Ce n’était pas chose facile ; le roi l’aimait ; les gens de bien la vénéraient, toute l’Europe l’admirait. Cependant François Ier étant très jaloux de son autorité, les prêtres espéraient profiter de son extrême susceptibilité, pour le brouiller avec une sœur qui osait avoir un sentiment à elle. D’ailleurs la reine de Navarre avait à la cour, comme toute personne marquante, des ennemis puissants, « d’une ingratitude scytique, » qui, reçus dans sa maison et élevés par elle aux honneurs, faisaient secrètement tout leur possible pour lui faire encourir la mâle du grâce du roi et de l’autre roi son marib.

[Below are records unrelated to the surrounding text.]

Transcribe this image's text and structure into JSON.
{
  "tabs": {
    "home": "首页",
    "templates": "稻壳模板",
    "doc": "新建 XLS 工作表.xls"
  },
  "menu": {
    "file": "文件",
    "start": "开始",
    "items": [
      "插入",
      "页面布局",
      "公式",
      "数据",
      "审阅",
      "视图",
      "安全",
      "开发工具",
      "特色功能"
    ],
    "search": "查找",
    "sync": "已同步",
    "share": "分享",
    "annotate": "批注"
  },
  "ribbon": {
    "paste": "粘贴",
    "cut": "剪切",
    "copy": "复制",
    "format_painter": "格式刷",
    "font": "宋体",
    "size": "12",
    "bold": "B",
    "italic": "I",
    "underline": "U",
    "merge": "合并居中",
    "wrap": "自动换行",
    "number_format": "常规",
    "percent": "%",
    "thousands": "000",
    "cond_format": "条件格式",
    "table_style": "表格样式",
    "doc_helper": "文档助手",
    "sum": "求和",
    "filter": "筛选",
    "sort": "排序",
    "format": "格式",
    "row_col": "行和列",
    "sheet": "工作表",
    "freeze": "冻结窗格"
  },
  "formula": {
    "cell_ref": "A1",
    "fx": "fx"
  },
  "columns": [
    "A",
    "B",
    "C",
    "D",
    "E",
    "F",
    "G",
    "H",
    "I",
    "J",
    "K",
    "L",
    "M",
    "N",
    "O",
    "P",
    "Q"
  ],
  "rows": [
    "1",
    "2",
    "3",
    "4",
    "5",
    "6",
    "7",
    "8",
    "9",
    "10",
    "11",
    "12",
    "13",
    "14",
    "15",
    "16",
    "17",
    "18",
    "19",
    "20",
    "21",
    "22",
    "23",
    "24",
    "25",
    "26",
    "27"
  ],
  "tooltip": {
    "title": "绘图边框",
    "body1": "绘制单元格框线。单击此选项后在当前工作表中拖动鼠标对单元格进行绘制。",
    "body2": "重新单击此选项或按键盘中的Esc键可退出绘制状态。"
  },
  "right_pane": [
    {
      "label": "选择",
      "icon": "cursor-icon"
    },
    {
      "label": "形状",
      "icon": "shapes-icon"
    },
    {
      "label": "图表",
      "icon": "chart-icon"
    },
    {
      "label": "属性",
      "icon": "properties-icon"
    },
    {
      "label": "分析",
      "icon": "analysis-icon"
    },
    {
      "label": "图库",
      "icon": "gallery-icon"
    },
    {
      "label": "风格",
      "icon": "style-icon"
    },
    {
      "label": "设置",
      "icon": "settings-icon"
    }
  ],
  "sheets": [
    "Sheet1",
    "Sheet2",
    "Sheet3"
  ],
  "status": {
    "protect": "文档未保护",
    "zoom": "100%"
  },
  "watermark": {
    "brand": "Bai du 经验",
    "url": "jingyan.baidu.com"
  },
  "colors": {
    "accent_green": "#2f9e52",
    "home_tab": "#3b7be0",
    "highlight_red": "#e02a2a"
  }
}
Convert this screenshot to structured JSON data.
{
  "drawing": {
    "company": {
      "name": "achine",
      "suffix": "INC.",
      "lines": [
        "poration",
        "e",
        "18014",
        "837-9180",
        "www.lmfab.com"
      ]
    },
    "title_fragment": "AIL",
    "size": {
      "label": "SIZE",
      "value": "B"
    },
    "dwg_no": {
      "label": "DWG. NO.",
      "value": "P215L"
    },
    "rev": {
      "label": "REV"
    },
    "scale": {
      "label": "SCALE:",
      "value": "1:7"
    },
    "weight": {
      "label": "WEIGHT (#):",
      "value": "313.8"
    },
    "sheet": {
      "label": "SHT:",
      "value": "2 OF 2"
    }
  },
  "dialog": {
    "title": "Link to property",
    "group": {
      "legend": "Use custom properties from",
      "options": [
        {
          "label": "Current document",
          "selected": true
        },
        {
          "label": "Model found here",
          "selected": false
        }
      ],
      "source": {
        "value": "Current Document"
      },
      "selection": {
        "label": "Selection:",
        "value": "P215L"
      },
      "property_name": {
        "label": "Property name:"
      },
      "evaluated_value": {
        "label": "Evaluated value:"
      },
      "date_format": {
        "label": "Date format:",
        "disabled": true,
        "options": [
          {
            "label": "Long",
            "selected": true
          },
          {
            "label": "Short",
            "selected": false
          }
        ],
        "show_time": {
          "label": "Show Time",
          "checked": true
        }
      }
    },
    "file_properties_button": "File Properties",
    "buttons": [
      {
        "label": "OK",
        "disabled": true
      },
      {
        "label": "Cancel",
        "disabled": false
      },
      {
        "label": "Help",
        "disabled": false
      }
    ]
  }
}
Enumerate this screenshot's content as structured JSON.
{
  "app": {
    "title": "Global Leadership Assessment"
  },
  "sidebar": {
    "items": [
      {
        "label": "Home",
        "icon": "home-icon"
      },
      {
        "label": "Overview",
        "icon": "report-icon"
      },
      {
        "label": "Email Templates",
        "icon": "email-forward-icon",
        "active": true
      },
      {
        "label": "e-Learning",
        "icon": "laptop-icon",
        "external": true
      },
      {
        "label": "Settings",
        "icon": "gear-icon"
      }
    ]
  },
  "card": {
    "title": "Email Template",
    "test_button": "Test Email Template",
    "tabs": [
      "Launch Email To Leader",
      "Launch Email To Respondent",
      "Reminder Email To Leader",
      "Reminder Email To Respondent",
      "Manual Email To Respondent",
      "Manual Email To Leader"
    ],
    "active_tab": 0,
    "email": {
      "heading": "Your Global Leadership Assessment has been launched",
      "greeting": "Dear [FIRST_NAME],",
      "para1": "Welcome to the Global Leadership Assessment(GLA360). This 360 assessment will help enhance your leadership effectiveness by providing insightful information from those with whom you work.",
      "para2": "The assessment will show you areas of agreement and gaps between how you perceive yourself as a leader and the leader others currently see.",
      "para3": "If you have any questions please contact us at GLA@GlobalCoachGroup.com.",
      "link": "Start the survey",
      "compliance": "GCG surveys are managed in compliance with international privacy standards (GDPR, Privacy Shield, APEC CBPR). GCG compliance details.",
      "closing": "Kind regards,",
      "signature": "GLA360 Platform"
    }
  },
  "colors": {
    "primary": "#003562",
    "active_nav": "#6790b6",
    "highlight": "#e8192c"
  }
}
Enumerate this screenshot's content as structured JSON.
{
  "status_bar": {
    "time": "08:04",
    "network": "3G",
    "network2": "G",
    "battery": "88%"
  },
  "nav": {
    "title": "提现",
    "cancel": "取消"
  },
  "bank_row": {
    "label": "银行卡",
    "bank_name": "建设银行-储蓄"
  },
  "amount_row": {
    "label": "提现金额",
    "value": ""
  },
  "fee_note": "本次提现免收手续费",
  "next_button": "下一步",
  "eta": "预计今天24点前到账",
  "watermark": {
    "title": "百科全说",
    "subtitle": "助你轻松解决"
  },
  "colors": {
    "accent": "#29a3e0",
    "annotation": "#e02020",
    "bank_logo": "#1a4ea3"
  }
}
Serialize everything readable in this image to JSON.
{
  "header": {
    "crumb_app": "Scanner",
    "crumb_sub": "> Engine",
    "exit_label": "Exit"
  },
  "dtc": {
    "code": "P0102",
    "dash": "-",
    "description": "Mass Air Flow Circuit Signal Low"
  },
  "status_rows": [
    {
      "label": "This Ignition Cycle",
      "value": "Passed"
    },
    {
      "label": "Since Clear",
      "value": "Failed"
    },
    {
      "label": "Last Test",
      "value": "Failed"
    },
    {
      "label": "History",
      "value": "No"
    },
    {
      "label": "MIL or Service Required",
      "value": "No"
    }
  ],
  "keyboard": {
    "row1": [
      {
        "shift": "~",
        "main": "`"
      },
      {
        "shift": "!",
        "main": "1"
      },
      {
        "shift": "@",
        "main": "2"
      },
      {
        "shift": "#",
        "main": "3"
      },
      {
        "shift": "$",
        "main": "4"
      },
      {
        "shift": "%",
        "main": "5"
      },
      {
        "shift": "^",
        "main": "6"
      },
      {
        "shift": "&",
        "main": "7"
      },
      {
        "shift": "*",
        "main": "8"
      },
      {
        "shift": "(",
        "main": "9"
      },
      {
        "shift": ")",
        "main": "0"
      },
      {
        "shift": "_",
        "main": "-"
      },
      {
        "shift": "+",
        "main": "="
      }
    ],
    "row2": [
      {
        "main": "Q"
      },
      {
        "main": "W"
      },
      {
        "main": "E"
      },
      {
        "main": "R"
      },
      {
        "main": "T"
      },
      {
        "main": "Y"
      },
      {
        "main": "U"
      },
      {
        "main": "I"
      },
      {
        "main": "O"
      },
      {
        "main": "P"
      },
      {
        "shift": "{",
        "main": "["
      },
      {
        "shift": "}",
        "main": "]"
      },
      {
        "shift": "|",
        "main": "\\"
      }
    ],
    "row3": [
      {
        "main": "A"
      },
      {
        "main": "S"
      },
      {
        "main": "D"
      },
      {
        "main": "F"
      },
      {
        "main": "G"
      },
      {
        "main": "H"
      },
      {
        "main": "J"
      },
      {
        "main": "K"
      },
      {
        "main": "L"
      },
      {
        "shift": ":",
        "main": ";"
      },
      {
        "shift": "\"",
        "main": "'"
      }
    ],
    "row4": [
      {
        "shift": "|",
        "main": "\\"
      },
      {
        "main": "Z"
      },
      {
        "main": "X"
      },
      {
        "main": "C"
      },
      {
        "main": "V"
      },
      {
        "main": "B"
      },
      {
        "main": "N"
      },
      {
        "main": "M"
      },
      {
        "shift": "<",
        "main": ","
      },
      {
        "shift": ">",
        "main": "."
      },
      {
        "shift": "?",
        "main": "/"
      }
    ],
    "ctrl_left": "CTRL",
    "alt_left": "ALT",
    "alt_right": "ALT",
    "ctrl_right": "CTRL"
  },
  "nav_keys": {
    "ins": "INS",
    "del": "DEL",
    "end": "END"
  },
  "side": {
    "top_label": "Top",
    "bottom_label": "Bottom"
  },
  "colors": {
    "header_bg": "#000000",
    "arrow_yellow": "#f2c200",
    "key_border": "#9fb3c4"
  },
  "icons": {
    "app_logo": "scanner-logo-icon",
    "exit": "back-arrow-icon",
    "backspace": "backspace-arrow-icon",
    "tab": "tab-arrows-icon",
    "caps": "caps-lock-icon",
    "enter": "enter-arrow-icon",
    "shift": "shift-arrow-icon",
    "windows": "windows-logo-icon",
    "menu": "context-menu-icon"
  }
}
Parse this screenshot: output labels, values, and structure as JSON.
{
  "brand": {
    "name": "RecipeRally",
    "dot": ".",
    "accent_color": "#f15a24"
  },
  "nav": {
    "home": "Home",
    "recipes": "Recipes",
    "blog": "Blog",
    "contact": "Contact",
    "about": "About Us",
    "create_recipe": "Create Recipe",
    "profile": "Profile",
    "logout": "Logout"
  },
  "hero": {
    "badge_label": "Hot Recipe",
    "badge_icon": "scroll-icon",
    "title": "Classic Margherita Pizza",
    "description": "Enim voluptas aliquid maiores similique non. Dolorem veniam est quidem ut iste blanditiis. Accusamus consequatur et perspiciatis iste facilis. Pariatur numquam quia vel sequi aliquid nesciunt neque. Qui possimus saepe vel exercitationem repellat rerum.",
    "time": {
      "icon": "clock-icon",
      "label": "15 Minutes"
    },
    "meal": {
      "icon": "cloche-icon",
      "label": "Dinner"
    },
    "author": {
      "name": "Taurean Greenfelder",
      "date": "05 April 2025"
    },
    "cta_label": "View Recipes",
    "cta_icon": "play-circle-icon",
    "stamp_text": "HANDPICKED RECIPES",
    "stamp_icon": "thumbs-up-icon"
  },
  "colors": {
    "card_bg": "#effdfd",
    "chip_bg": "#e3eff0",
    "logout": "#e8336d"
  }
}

Le plus dangereux de tous était le grand maître Montmorency, homme entreprenant, courageux, impérieux, habile pour sa propre fortune, quoique malheureux quand il s’agissait de celle du royaume ; d’ailleurs rude, inculte ; ne faisant aucun cas des lettres, détestant la Réformation, irrité par le prosélytisme de la reine de Navarre et plein de mépris pour ses livres. Montmorency avait une grande influence sur François Ier. La Sorbonne se disait que si le grand maître se déclarait contre elle, il serait impossible à Marguerite de conserver la faveur du roi.

b – Sainte-Marthe, Oraison funèbre de Marguerite, p. 45.

Une occasion se présenta de commencer l’attaque, et la Sorbonne la saisit. La reine de Navarre soupirant après l’heure où une religion spirituelle et pure viendrait enfin remplacer les rites stériles de la papauté, avait composé, puis publié, en 1531, chez maître Simon Dubois, libraire à Alençon, un poème chrétien intitulé : Le Miroir de l'âme pécheresse, auquel elle recognoit ses fautes et péchés, aussi sa grâce et bénéfices, à elle faicts par Jésus-Christ son espoux. Plusieurs personnes avaient lu ce poème avec intérêt et avaient admiré la piété et l’esprit de la reine. Voyant que cette première édition, hasardée dans une ville qui lui appartenait, n’avait pas fait de bruit, suscité de persécutions et même lui avait attiré quelques félicitations, Marguerite prit envie de lancer dans un plus grand public son pieux manifeste. Encouragée d’ailleurs par la position que son frère venait de prendre ; elle s’entendit avec un libraire un peu hardi, et en 1533 publia, à Paris même, une édition nouvelle de son livre sans y mettre le nom de l’auteur, et sans demander l’autorisation de la Sorbonne. Ce poème était doux, spirituel, inoffensif, comme la reine elle-même, mais enfin il était de la sœur du roi, et fit aussitôt une immense sensation. Il y avait dans ces vers des voix nouvelles, des aspirations vers le ciel dès longtemps inconnues ; plusieurs les entendirent, et l’on vit paraître çà et là certaines manifestations d’une piété douce, intime, depuis longtemps oubliée. La Sorbonne, effrayée, cria à l’hérésie. Il y avait même dans le Miroir plus que des aspirations. On n’y trouvait, il est vrai, rien contre les saints, ni contre la Vierge, rien contre la messe, ni contre la papauté, pas un mot de controverse ; mais on y rencontrait, fortement accentuée, la doctrine essentielle de la Réformation, le salut uniquement par Jésus-Christ et l’assurance certaine de cette rédemption.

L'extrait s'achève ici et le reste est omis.